High-quality ingredients are what make the difference in a recipe like this. Order your spices from us at Don Juan Chiles and get to cooking up some tasty food today!
¡Provecho!
ingredients
- 1 onion, finely sliced
- 1 Don Juan Japones, minced (more if you like more heat)
- Vegetable oil (as needed)
- 1 tsp Don Juan Ground Ginger
- 3 garlic cloves, crushed or minced
- 2 heaped tbsp of Don Juan Coriander Seed, ground up
- 1 heaped tbsp Don Juan Ground Cumin
- 1 tsp Don Juan Turmeric
- 2 lbs Chicken (thighs or breast), cubed
- 1 tsp Don Juan Sea Salt
- 3 Don Juan Whole Cloves
- 1 stick Don Juan Cinnamon Stick
- 3 cardamom pods
- 1 package of cherry tomatoes, chopped
- 1 head of cauliflower, broken down into florets
- ½ bunch fresh cilantro
- ½ of a lemon, juiced
thoughts before starting
Place your cloves, cardamom and cinnamon sticks in a muslin bag for easy removal!
what you'll need to start
Large pot with a lid, sharp knife, cutting board, serving bowl, muslin bag for spices.
directions
- To start, place your pot on medium heat and add in your onion, japones, and vegetable oil. Fry these together for 2 minutes before adding in your ginger, garlic, coriander, cumin, and turmeric. Stir vigorously.

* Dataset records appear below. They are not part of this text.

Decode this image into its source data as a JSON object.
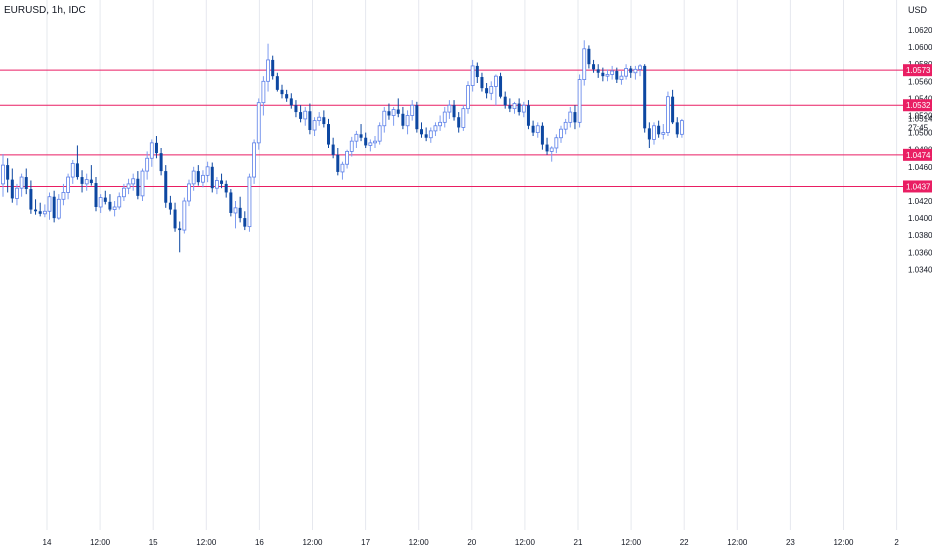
{
  "header": {
    "title": "EURUSD, 1h, IDC",
    "currency": "USD"
  },
  "colors": {
    "up": "#2962ff",
    "down": "#0d47a1",
    "grid": "#e6e8ee",
    "hline": "#e91e63",
    "axis_text": "#131722"
  },
  "chart_data": {
    "type": "candlestick",
    "title": "EURUSD, 1h, IDC",
    "ylabel": "USD",
    "ylim": [
      1.0333,
      1.0634
    ],
    "y_ticks": [
      "1.0620",
      "1.0600",
      "1.0580",
      "1.0560",
      "1.0540",
      "1.0520",
      "1.0500",
      "1.0480",
      "1.0460",
      "1.0440",
      "1.0420",
      "1.0400",
      "1.0380",
      "1.0360",
      "1.0340"
    ],
    "x_tick_labels": [
      "14",
      "12:00",
      "15",
      "12:00",
      "16",
      "12:00",
      "17",
      "12:00",
      "20",
      "12:00",
      "21",
      "12:00",
      "22",
      "12:00",
      "23",
      "12:00",
      "2"
    ],
    "current_price": {
      "label": "1.0514",
      "countdown": "27:45",
      "value": 1.0514
    },
    "horizontal_lines": [
      {
        "value": 1.0573,
        "label": "1.0573"
      },
      {
        "value": 1.0532,
        "label": "1.0532"
      },
      {
        "value": 1.0474,
        "label": "1.0474"
      },
      {
        "value": 1.0437,
        "label": "1.0437"
      }
    ],
    "candles": [
      [
        1.044,
        1.0475,
        1.0425,
        1.0462
      ],
      [
        1.0462,
        1.047,
        1.043,
        1.0445
      ],
      [
        1.0445,
        1.0458,
        1.0418,
        1.0423
      ],
      [
        1.0423,
        1.044,
        1.0415,
        1.0435
      ],
      [
        1.0435,
        1.0452,
        1.0425,
        1.0448
      ],
      [
        1.0448,
        1.0458,
        1.0428,
        1.0434
      ],
      [
        1.0434,
        1.0444,
        1.0405,
        1.041
      ],
      [
        1.041,
        1.0422,
        1.0404,
        1.0408
      ],
      [
        1.0408,
        1.0418,
        1.0402,
        1.0405
      ],
      [
        1.0405,
        1.0416,
        1.0401,
        1.0408
      ],
      [
        1.0408,
        1.043,
        1.0398,
        1.0425
      ],
      [
        1.0425,
        1.0432,
        1.0395,
        1.04
      ],
      [
        1.04,
        1.0428,
        1.0398,
        1.0422
      ],
      [
        1.0422,
        1.044,
        1.0415,
        1.043
      ],
      [
        1.043,
        1.0452,
        1.0422,
        1.0448
      ],
      [
        1.0448,
        1.0468,
        1.044,
        1.0464
      ],
      [
        1.0464,
        1.0485,
        1.0445,
        1.0448
      ],
      [
        1.0448,
        1.0456,
        1.043,
        1.044
      ],
      [
        1.044,
        1.0452,
        1.0432,
        1.0445
      ],
      [
        1.0445,
        1.0462,
        1.0438,
        1.0441
      ],
      [
        1.0441,
        1.0448,
        1.0408,
        1.0413
      ],
      [
        1.0413,
        1.0428,
        1.0406,
        1.0424
      ],
      [
        1.0424,
        1.0432,
        1.0416,
        1.0419
      ],
      [
        1.0419,
        1.0428,
        1.0408,
        1.041
      ],
      [
        1.041,
        1.042,
        1.0402,
        1.0413
      ],
      [
        1.0413,
        1.043,
        1.041,
        1.0425
      ],
      [
        1.0425,
        1.044,
        1.042,
        1.0435
      ],
      [
        1.0435,
        1.0446,
        1.0428,
        1.044
      ],
      [
        1.044,
        1.0452,
        1.0432,
        1.0446
      ],
      [
        1.0446,
        1.0455,
        1.0422,
        1.0426
      ],
      [
        1.0426,
        1.0458,
        1.042,
        1.0455
      ],
      [
        1.0455,
        1.0478,
        1.0445,
        1.047
      ],
      [
        1.047,
        1.0492,
        1.046,
        1.0488
      ],
      [
        1.0488,
        1.0496,
        1.047,
        1.0476
      ],
      [
        1.0476,
        1.0482,
        1.045,
        1.0455
      ],
      [
        1.0455,
        1.0462,
        1.0412,
        1.0418
      ],
      [
        1.0418,
        1.0426,
        1.0404,
        1.041
      ],
      [
        1.041,
        1.0418,
        1.0384,
        1.0388
      ],
      [
        1.0388,
        1.0396,
        1.036,
        1.0386
      ],
      [
        1.0386,
        1.0424,
        1.0382,
        1.042
      ],
      [
        1.042,
        1.0445,
        1.0414,
        1.044
      ],
      [
        1.044,
        1.046,
        1.0432,
        1.0455
      ],
      [
        1.0455,
        1.0462,
        1.0438,
        1.0442
      ],
      [
        1.0442,
        1.0456,
        1.0436,
        1.045
      ],
      [
        1.045,
        1.0466,
        1.0442,
        1.046
      ],
      [
        1.046,
        1.0465,
        1.043,
        1.0435
      ],
      [
        1.0435,
        1.0448,
        1.0428,
        1.0444
      ],
      [
        1.0444,
        1.0452,
        1.0435,
        1.044
      ],
      [
        1.044,
        1.0444,
        1.0424,
        1.043
      ],
      [
        1.043,
        1.0434,
        1.0402,
        1.0406
      ],
      [
        1.0406,
        1.042,
        1.0388,
        1.0412
      ],
      [
        1.0412,
        1.0425,
        1.0395,
        1.04
      ],
      [
        1.04,
        1.0408,
        1.0386,
        1.039
      ],
      [
        1.039,
        1.0452,
        1.0384,
        1.0448
      ],
      [
        1.0448,
        1.0492,
        1.044,
        1.0488
      ],
      [
        1.0488,
        1.054,
        1.048,
        1.0535
      ],
      [
        1.0535,
        1.0566,
        1.052,
        1.056
      ],
      [
        1.056,
        1.0604,
        1.0548,
        1.0585
      ],
      [
        1.0585,
        1.059,
        1.0562,
        1.0566
      ],
      [
        1.0566,
        1.057,
        1.0548,
        1.055
      ],
      [
        1.055,
        1.0556,
        1.054,
        1.0545
      ],
      [
        1.0545,
        1.055,
        1.0536,
        1.054
      ],
      [
        1.054,
        1.0546,
        1.0528,
        1.0532
      ],
      [
        1.0532,
        1.0538,
        1.0518,
        1.0524
      ],
      [
        1.0524,
        1.0532,
        1.0512,
        1.0516
      ],
      [
        1.0516,
        1.053,
        1.0508,
        1.0525
      ],
      [
        1.0525,
        1.0534,
        1.0498,
        1.0503
      ],
      [
        1.0503,
        1.0518,
        1.0496,
        1.0514
      ],
      [
        1.0514,
        1.0524,
        1.0508,
        1.0518
      ],
      [
        1.0518,
        1.0526,
        1.0506,
        1.051
      ],
      [
        1.051,
        1.0516,
        1.0482,
        1.0486
      ],
      [
        1.0486,
        1.0494,
        1.047,
        1.0474
      ],
      [
        1.0474,
        1.0482,
        1.045,
        1.0454
      ],
      [
        1.0454,
        1.0466,
        1.0445,
        1.0463
      ],
      [
        1.0463,
        1.048,
        1.0458,
        1.0478
      ],
      [
        1.0478,
        1.0495,
        1.0472,
        1.049
      ],
      [
        1.049,
        1.0502,
        1.0482,
        1.0498
      ],
      [
        1.0498,
        1.051,
        1.049,
        1.0494
      ],
      [
        1.0494,
        1.05,
        1.0482,
        1.0485
      ],
      [
        1.0485,
        1.0492,
        1.0478,
        1.0488
      ],
      [
        1.0488,
        1.0496,
        1.0482,
        1.049
      ],
      [
        1.049,
        1.0512,
        1.0486,
        1.0508
      ],
      [
        1.0508,
        1.053,
        1.05,
        1.0525
      ],
      [
        1.0525,
        1.0534,
        1.0515,
        1.052
      ],
      [
        1.052,
        1.053,
        1.0508,
        1.0527
      ],
      [
        1.0527,
        1.054,
        1.0518,
        1.0522
      ],
      [
        1.0522,
        1.053,
        1.0504,
        1.0508
      ],
      [
        1.0508,
        1.0526,
        1.0498,
        1.052
      ],
      [
        1.052,
        1.0538,
        1.0514,
        1.0532
      ],
      [
        1.0532,
        1.0536,
        1.05,
        1.0504
      ],
      [
        1.0504,
        1.0512,
        1.0494,
        1.0498
      ],
      [
        1.0498,
        1.0506,
        1.049,
        1.0494
      ],
      [
        1.0494,
        1.0506,
        1.0488,
        1.0502
      ],
      [
        1.0502,
        1.0512,
        1.0496,
        1.0508
      ],
      [
        1.0508,
        1.052,
        1.0502,
        1.0512
      ],
      [
        1.0512,
        1.053,
        1.0506,
        1.0524
      ],
      [
        1.0524,
        1.0538,
        1.0516,
        1.0532
      ],
      [
        1.0532,
        1.0538,
        1.0514,
        1.0518
      ],
      [
        1.0518,
        1.0524,
        1.05,
        1.0506
      ],
      [
        1.0506,
        1.0532,
        1.0502,
        1.0528
      ],
      [
        1.0528,
        1.056,
        1.0522,
        1.0555
      ],
      [
        1.0555,
        1.0585,
        1.0548,
        1.0578
      ],
      [
        1.0578,
        1.0582,
        1.0558,
        1.0565
      ],
      [
        1.0565,
        1.057,
        1.0548,
        1.0552
      ],
      [
        1.0552,
        1.0558,
        1.054,
        1.0546
      ],
      [
        1.0546,
        1.056,
        1.0538,
        1.0554
      ],
      [
        1.0554,
        1.0568,
        1.0532,
        1.0566
      ],
      [
        1.0566,
        1.057,
        1.054,
        1.0542
      ],
      [
        1.0542,
        1.0548,
        1.0528,
        1.0532
      ],
      [
        1.0532,
        1.054,
        1.0524,
        1.0528
      ],
      [
        1.0528,
        1.0536,
        1.0522,
        1.0534
      ],
      [
        1.0534,
        1.054,
        1.052,
        1.0524
      ],
      [
        1.0524,
        1.0536,
        1.0518,
        1.0532
      ],
      [
        1.0532,
        1.0538,
        1.0504,
        1.0508
      ],
      [
        1.0508,
        1.0514,
        1.0496,
        1.05
      ],
      [
        1.05,
        1.0512,
        1.0494,
        1.0508
      ],
      [
        1.0508,
        1.0512,
        1.048,
        1.0486
      ],
      [
        1.0486,
        1.0494,
        1.0474,
        1.0478
      ],
      [
        1.0478,
        1.0484,
        1.0466,
        1.0482
      ],
      [
        1.0482,
        1.0498,
        1.0476,
        1.0494
      ],
      [
        1.0494,
        1.0508,
        1.0488,
        1.0504
      ],
      [
        1.0504,
        1.0516,
        1.0498,
        1.0512
      ],
      [
        1.0512,
        1.053,
        1.0506,
        1.0524
      ],
      [
        1.0524,
        1.0532,
        1.0504,
        1.0512
      ],
      [
        1.0512,
        1.0568,
        1.0506,
        1.0562
      ],
      [
        1.0562,
        1.0608,
        1.0555,
        1.0598
      ],
      [
        1.0598,
        1.0602,
        1.0575,
        1.058
      ],
      [
        1.058,
        1.0585,
        1.057,
        1.0574
      ],
      [
        1.0574,
        1.058,
        1.0564,
        1.057
      ],
      [
        1.057,
        1.0576,
        1.056,
        1.0566
      ],
      [
        1.0566,
        1.0574,
        1.056,
        1.0568
      ],
      [
        1.0568,
        1.0578,
        1.0562,
        1.0572
      ],
      [
        1.0572,
        1.0576,
        1.0558,
        1.0562
      ],
      [
        1.0562,
        1.0572,
        1.0556,
        1.0566
      ],
      [
        1.0566,
        1.058,
        1.0562,
        1.0575
      ],
      [
        1.0575,
        1.0578,
        1.0564,
        1.057
      ],
      [
        1.057,
        1.0578,
        1.0562,
        1.0574
      ],
      [
        1.0574,
        1.058,
        1.0566,
        1.0578
      ],
      [
        1.0578,
        1.058,
        1.05,
        1.0505
      ],
      [
        1.0505,
        1.0512,
        1.0482,
        1.0492
      ],
      [
        1.0492,
        1.0512,
        1.0486,
        1.0508
      ],
      [
        1.0508,
        1.0514,
        1.0494,
        1.0498
      ],
      [
        1.0498,
        1.051,
        1.0492,
        1.05
      ],
      [
        1.05,
        1.0548,
        1.0496,
        1.0542
      ],
      [
        1.0542,
        1.055,
        1.051,
        1.0512
      ],
      [
        1.0512,
        1.0518,
        1.0494,
        1.0498
      ],
      [
        1.0498,
        1.0516,
        1.0494,
        1.0514
      ]
    ]
  }
}
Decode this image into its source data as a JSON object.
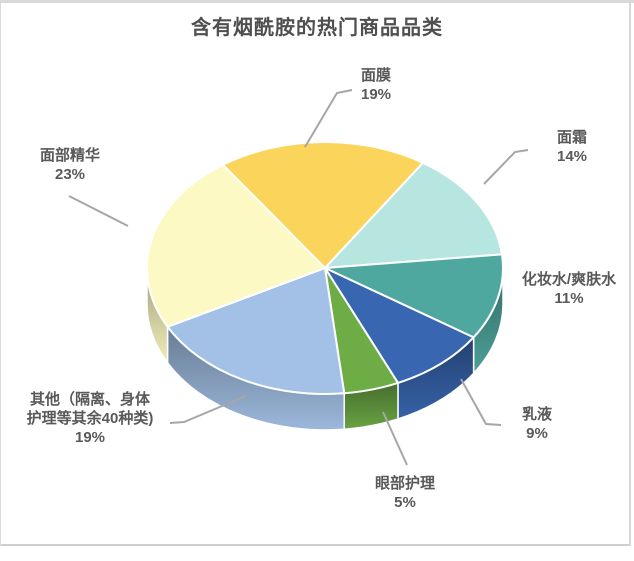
{
  "window": {
    "background": "#ffffff",
    "frame_border_color": "#d9d9d9"
  },
  "chart_data": {
    "type": "pie",
    "is_3d": true,
    "title": "含有烟酰胺的热门商品品类",
    "title_color": "#4f4f4f",
    "legend": "none",
    "start_angle_deg": -35,
    "label_color": "#595959",
    "leader_line_color": "#a6a6a6",
    "slices": [
      {
        "label": "面膜",
        "value": 19,
        "pct_label": "19%",
        "color": "#fbd45c",
        "label_lines": [
          "面膜"
        ]
      },
      {
        "label": "面霜",
        "value": 14,
        "pct_label": "14%",
        "color": "#b7e6e1",
        "label_lines": [
          "面霜"
        ]
      },
      {
        "label": "化妆水/爽肤水",
        "value": 11,
        "pct_label": "11%",
        "color": "#4fa8a0",
        "label_lines": [
          "化妆水/爽肤水"
        ]
      },
      {
        "label": "乳液",
        "value": 9,
        "pct_label": "9%",
        "color": "#3866b0",
        "label_lines": [
          "乳液"
        ]
      },
      {
        "label": "眼部护理",
        "value": 5,
        "pct_label": "5%",
        "color": "#6eac46",
        "label_lines": [
          "眼部护理"
        ]
      },
      {
        "label": "其他（隔离、身体护理等其余40种类)",
        "value": 19,
        "pct_label": "19%",
        "color": "#a3c1e6",
        "label_lines": [
          "其他（隔离、身体",
          "护理等其余40种类)"
        ]
      },
      {
        "label": "面部精华",
        "value": 23,
        "pct_label": "23%",
        "color": "#fdf9c4",
        "label_lines": [
          "面部精华"
        ]
      }
    ]
  }
}
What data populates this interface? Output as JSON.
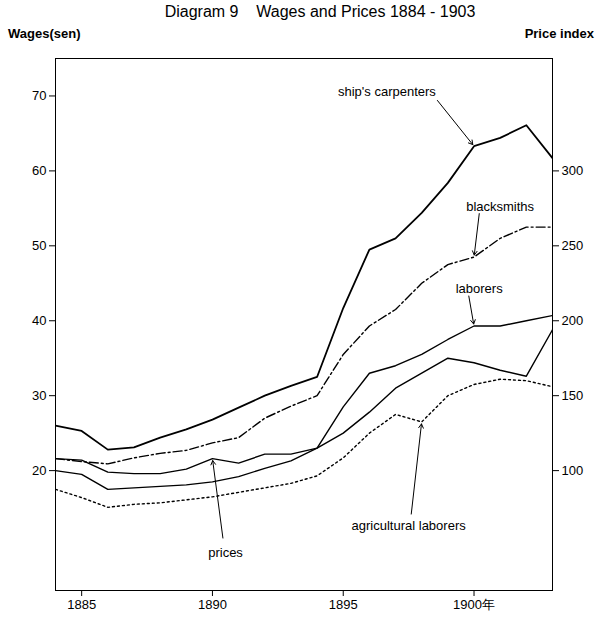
{
  "chart_data": {
    "type": "line",
    "title": "Diagram 9    Wages and Prices 1884 - 1903",
    "y_label": "Wages(sen)",
    "y2_label": "Price index",
    "x": [
      1884,
      1885,
      1886,
      1887,
      1888,
      1889,
      1890,
      1891,
      1892,
      1893,
      1894,
      1895,
      1896,
      1897,
      1898,
      1899,
      1900,
      1901,
      1902,
      1903
    ],
    "xlim": [
      1884,
      1903
    ],
    "xticks": [
      1885,
      1890,
      1895,
      {
        "value": 1900,
        "label": "1900年"
      }
    ],
    "ylim": [
      4,
      75
    ],
    "yticks": [
      20,
      30,
      40,
      50,
      60,
      70
    ],
    "y2lim": [
      20,
      375
    ],
    "y2ticks": [
      100,
      150,
      200,
      250,
      300
    ],
    "grid": false,
    "series": [
      {
        "name": "ship's carpenters",
        "color": "#000000",
        "line_style": "solid",
        "values": [
          26,
          25.3,
          22.8,
          23.1,
          24.4,
          25.5,
          26.8,
          28.4,
          30,
          31.3,
          32.5,
          41.7,
          49.5,
          51,
          54.4,
          58.4,
          63.3,
          64.4,
          66.1,
          61.7
        ]
      },
      {
        "name": "blacksmiths",
        "color": "#000000",
        "line_style": "dashdot",
        "values": [
          21.6,
          21.2,
          20.9,
          21.7,
          22.3,
          22.7,
          23.7,
          24.4,
          27,
          28.6,
          30,
          35.5,
          39.3,
          41.5,
          45,
          47.5,
          48.5,
          51,
          52.5,
          52.5
        ]
      },
      {
        "name": "laborers",
        "color": "#000000",
        "line_style": "solid",
        "values": [
          20,
          19.5,
          17.5,
          17.7,
          17.9,
          18.1,
          18.5,
          19.2,
          20.3,
          21.3,
          23,
          28.5,
          33,
          34,
          35.5,
          37.5,
          39.3,
          39.3,
          40,
          40.7
        ]
      },
      {
        "name": "prices",
        "color": "#000000",
        "line_style": "solid",
        "axis": "y2",
        "values": [
          108,
          107,
          99,
          98,
          98,
          101,
          108,
          105,
          111,
          111,
          115,
          125,
          139,
          155,
          165,
          175,
          172,
          167,
          163,
          194
        ]
      },
      {
        "name": "agricultural laborers",
        "color": "#000000",
        "line_style": "dotted",
        "values": [
          17.5,
          16.4,
          15.1,
          15.5,
          15.7,
          16.1,
          16.5,
          17.1,
          17.7,
          18.3,
          19.3,
          21.7,
          25,
          27.5,
          26.5,
          30,
          31.5,
          32.2,
          32,
          31.2
        ]
      }
    ]
  }
}
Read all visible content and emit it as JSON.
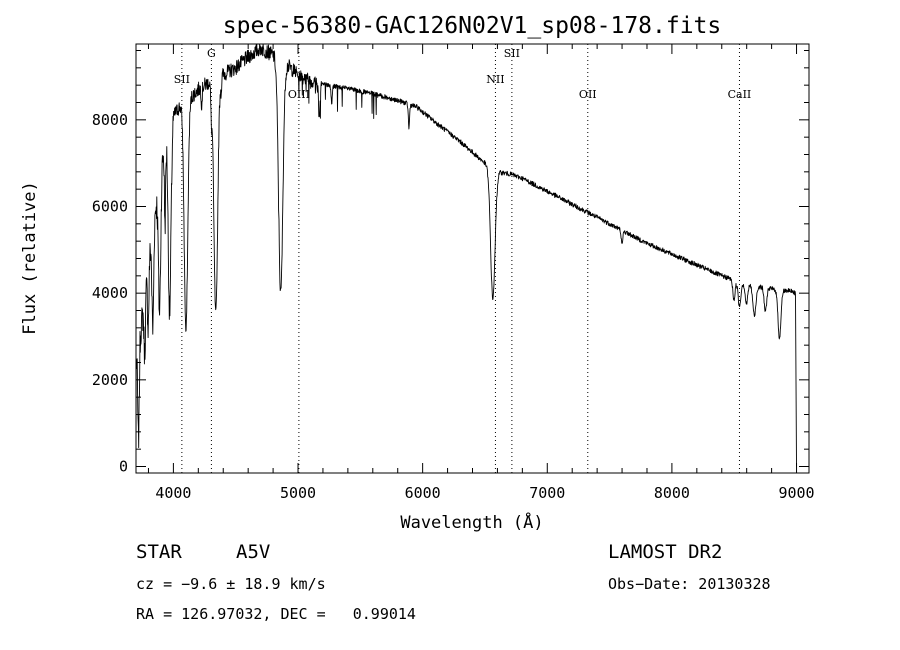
{
  "chart_data": {
    "type": "line",
    "title": "spec-56380-GAC126N02V1_sp08-178.fits",
    "xlabel": "Wavelength (Å)",
    "ylabel": "Flux (relative)",
    "xlim": [
      3700,
      9100
    ],
    "ylim": [
      -150,
      9750
    ],
    "xticks": [
      4000,
      5000,
      6000,
      7000,
      8000,
      9000
    ],
    "yticks": [
      0,
      2000,
      4000,
      6000,
      8000
    ],
    "grid": false,
    "continuum": [
      [
        3700,
        2400
      ],
      [
        3750,
        3400
      ],
      [
        3800,
        4700
      ],
      [
        3850,
        5800
      ],
      [
        3900,
        6900
      ],
      [
        3950,
        7700
      ],
      [
        4000,
        8100
      ],
      [
        4050,
        8300
      ],
      [
        4100,
        8400
      ],
      [
        4200,
        8700
      ],
      [
        4300,
        8900
      ],
      [
        4400,
        9050
      ],
      [
        4500,
        9200
      ],
      [
        4600,
        9450
      ],
      [
        4700,
        9650
      ],
      [
        4800,
        9500
      ],
      [
        4900,
        9300
      ],
      [
        5000,
        9050
      ],
      [
        5100,
        8900
      ],
      [
        5200,
        8820
      ],
      [
        5400,
        8720
      ],
      [
        5600,
        8600
      ],
      [
        5800,
        8450
      ],
      [
        5950,
        8300
      ],
      [
        6100,
        7950
      ],
      [
        6300,
        7500
      ],
      [
        6500,
        7000
      ],
      [
        6600,
        6800
      ],
      [
        6700,
        6750
      ],
      [
        6800,
        6650
      ],
      [
        7000,
        6350
      ],
      [
        7200,
        6050
      ],
      [
        7500,
        5600
      ],
      [
        7800,
        5150
      ],
      [
        8000,
        4900
      ],
      [
        8200,
        4650
      ],
      [
        8400,
        4400
      ],
      [
        8500,
        4300
      ],
      [
        8600,
        4200
      ],
      [
        8800,
        4100
      ],
      [
        8950,
        4050
      ],
      [
        8990,
        4000
      ]
    ],
    "absorption_features": [
      {
        "center": 3720,
        "width": 6,
        "depth": 2200
      },
      {
        "center": 3770,
        "width": 6,
        "depth": 1300
      },
      {
        "center": 3798,
        "width": 6,
        "depth": 1400
      },
      {
        "center": 3835,
        "width": 7,
        "depth": 2300
      },
      {
        "center": 3889,
        "width": 9,
        "depth": 3100
      },
      {
        "center": 3933,
        "width": 5,
        "depth": 1800
      },
      {
        "center": 3970,
        "width": 11,
        "depth": 4300
      },
      {
        "center": 4101,
        "width": 14,
        "depth": 5300
      },
      {
        "center": 4227,
        "width": 4,
        "depth": 400
      },
      {
        "center": 4305,
        "width": 5,
        "depth": 700
      },
      {
        "center": 4340,
        "width": 15,
        "depth": 5500
      },
      {
        "center": 4384,
        "width": 4,
        "depth": 300
      },
      {
        "center": 4861,
        "width": 17,
        "depth": 5400
      },
      {
        "center": 5170,
        "width": 6,
        "depth": 700
      },
      {
        "center": 5270,
        "width": 5,
        "depth": 400
      },
      {
        "center": 5890,
        "width": 5,
        "depth": 550
      },
      {
        "center": 6563,
        "width": 18,
        "depth": 3000
      },
      {
        "center": 7600,
        "width": 6,
        "depth": 350
      },
      {
        "center": 8498,
        "width": 9,
        "depth": 450
      },
      {
        "center": 8542,
        "width": 11,
        "depth": 550
      },
      {
        "center": 8598,
        "width": 10,
        "depth": 450
      },
      {
        "center": 8662,
        "width": 12,
        "depth": 700
      },
      {
        "center": 8750,
        "width": 10,
        "depth": 550
      },
      {
        "center": 8863,
        "width": 12,
        "depth": 1100
      }
    ],
    "end_drops": [
      [
        3700,
        0
      ],
      [
        9000,
        0
      ]
    ],
    "line_markers": [
      {
        "label": "SII",
        "x": 4068,
        "y": 8850
      },
      {
        "label": "G",
        "x": 4305,
        "y": 9450
      },
      {
        "label": "OIII",
        "x": 5007,
        "y": 8500
      },
      {
        "label": "NII",
        "x": 6584,
        "y": 8850
      },
      {
        "label": "SII",
        "x": 6716,
        "y": 9450
      },
      {
        "label": "OII",
        "x": 7325,
        "y": 8500
      },
      {
        "label": "CaII",
        "x": 8542,
        "y": 8500
      }
    ]
  },
  "info": {
    "object_class": "STAR",
    "subclass": "A5V",
    "survey": "LAMOST DR2",
    "cz": "cz = −9.6 ± 18.9 km/s",
    "obs_date": "Obs−Date: 20130328",
    "coords": "RA = 126.97032, DEC =   0.99014"
  }
}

- Cook for an additional 2 minutes to allow for your spices to bloom and begin releasing their flavor. Add a splash of water every now and then to prevent sticking in the pot.
- Next, add in your chicken, sea salt, whole cloves, cinnamon stick, cardamom pods, and tomatoes. Stir and place a lid on the pot. Turn the heat to medium-high and cook for about 20 minutes.
- Finally, add in your cauliflower florets and cook for an additional 10 minutes. Adding the cauliflower in later in the cooking process will help it keep its satisfying crunch.
- After 10 minutes, turn off the heat and stir in the lemon juice and fresh coriander.
- Serve over rice in a large serving bowl, and garnish with an extra sprig of coriander. Enjoy!